1. The first was just the sheer conceptual difficulty of Toom-Cook. Karatsuba was much simpler/straightforward to understand and implement, with simple equations, and simple split of limbs. Toom-Cook took days to comprehend, understanding the various phases of the algorithm was challenging, and due to the number of calculations, it wasn’t easy to find bugs even when testing while coding.
2. The second is tied into the first, which is due to the recursive nature of the algorithm, debugging was very hard, especially as the bigints increased in size. There were small edge cases or logic gaps missing that were not evident at smaller test cases, and especially for Toom-Cook, there were multiple pages of arithmetic that I checked by hand to isolate bugs/logical issues.

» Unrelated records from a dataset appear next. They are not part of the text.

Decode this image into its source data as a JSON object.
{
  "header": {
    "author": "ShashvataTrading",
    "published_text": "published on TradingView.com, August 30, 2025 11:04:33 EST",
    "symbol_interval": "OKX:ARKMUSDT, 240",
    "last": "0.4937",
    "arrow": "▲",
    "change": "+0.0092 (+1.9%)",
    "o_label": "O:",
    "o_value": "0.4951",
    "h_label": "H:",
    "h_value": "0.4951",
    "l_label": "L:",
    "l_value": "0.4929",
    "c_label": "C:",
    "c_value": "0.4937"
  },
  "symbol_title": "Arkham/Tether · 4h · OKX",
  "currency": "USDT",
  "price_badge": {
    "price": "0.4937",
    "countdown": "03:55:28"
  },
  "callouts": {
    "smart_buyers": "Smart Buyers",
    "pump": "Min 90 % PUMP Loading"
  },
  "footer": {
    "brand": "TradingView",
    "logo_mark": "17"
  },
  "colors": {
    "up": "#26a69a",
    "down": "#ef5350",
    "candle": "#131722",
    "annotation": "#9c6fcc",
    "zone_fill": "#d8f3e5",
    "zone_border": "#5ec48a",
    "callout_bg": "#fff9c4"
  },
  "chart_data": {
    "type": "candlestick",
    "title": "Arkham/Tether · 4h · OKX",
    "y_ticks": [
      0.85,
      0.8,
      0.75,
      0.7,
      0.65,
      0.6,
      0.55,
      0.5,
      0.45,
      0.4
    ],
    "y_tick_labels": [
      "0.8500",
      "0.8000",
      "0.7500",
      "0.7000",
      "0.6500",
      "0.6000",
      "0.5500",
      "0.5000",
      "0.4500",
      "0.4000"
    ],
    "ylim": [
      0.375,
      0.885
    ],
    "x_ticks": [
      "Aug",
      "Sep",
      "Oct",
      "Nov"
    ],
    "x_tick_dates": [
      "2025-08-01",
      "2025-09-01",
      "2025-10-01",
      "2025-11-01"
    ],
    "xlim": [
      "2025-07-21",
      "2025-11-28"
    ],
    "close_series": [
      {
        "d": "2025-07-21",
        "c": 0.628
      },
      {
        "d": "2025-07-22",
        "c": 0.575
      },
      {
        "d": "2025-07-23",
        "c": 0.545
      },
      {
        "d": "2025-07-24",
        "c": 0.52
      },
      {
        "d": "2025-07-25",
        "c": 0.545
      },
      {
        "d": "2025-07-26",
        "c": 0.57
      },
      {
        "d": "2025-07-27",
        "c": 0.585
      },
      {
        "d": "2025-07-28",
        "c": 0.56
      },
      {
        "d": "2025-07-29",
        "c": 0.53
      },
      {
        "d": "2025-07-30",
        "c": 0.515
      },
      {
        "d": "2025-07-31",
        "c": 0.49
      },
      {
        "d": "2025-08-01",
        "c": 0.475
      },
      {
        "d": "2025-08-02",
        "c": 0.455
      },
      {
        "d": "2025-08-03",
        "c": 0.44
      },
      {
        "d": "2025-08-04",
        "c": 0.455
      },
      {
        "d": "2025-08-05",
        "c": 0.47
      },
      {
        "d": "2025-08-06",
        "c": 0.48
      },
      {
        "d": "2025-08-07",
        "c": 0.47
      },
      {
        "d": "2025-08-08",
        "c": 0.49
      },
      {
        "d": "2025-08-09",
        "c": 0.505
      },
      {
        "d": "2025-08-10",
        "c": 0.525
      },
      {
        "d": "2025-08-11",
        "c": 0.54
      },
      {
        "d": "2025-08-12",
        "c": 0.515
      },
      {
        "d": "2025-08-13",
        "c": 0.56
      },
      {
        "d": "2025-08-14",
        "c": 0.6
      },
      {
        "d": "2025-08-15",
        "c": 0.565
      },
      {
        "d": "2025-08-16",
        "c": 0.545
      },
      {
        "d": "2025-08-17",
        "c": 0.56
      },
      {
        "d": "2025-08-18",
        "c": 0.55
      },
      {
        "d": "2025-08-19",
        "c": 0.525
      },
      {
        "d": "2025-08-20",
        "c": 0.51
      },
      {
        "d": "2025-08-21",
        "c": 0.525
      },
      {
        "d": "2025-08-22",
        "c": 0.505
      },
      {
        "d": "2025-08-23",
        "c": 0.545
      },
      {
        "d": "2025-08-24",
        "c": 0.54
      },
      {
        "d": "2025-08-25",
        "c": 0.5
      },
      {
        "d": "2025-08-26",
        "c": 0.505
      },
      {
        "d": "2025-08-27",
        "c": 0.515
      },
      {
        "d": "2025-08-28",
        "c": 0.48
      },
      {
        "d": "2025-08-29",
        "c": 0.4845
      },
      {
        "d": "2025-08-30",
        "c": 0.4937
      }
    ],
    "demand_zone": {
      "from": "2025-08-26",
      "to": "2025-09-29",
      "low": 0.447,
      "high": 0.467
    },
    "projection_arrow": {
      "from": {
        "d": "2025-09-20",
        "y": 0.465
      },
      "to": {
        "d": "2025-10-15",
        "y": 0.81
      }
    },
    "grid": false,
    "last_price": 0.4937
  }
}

3. Lastly, and perhaps the most series challenge was one specific step within Toom-Cook, due to the nature of how we are representing big numbers. There was one calculation, specifically regarding the calculation of b, the coefficient of x^3, where in order to solve the algebraic expression, a division by 6 became necessary. This puzzled me for a long time, as how was I supposed to/allowed to use division in order to develop Toom-Cook? At first, I paid it no heed, and told myself it was more important to get the algorithm’s logic as a whole working first. I did so, using big_div, and got it to work. However, then when I came to the performance testing, I was horrified. It made sense that as the numbers got very large, during this final step of interpolation, dividing by 6 became very expensive operation. This was causing Toom-Cook to become even slower than regular big_mul for large numbers. That step was necessary as well, as there was no other way around it to solve for that coefficient. I had even pinpointed the division as the problem using benchmarking, as the algorithm was spending 80% of its time in the division step! I then realized that I would need a separate division method that was built purposefully to handle only divisions by 3. I realized that when dividing by 3, depending on the current number’s carry, I could figure out what number (either 1/3 or 2/3 of UINTMAX) to the following limb, to get the right dividend. This method is defined in the code as divide_by_3. After using this method instead of big_div in big_toom_cook, performance shot up tenfold, and I was able to get results that were indicative of toom-cook’s true potential. This was perhaps my greatest challenge apart from implementing the algorithm itself.
Commands to run code:
I wrote code for various tests (documented in the code), along with experiments that can be run by uncommenting them in the provided main function. As such, to run everything, you can uncomment all the code inside main and then just compile and run to run the extension. As provided, the code will run the various tests I wrote along with the experiments doing 10 calculations in 1 run (to allow for larger sizes to be run!). It is default set to run experiment 1 between 50,000 to 100,000, and experiment 2 at 5000!. Note experiment 2 runs 1 multiplication type at a time, so be sure to change that to whichever strategy you want if you want to run others! It is default set to Karatsuba. Experiment 1 runs all 3! * Note that for larger numbers, if the time estimated seems a little less than expected, not that freeing up, mallocing, and copying larger numbers where appropriate does also take time! (this was properly not counted in the time).
*Note: I wrote a comment called EXTENSION STARTS HERE, to indicate where new code was started being added for the extension, stuff before it already existed from keygen.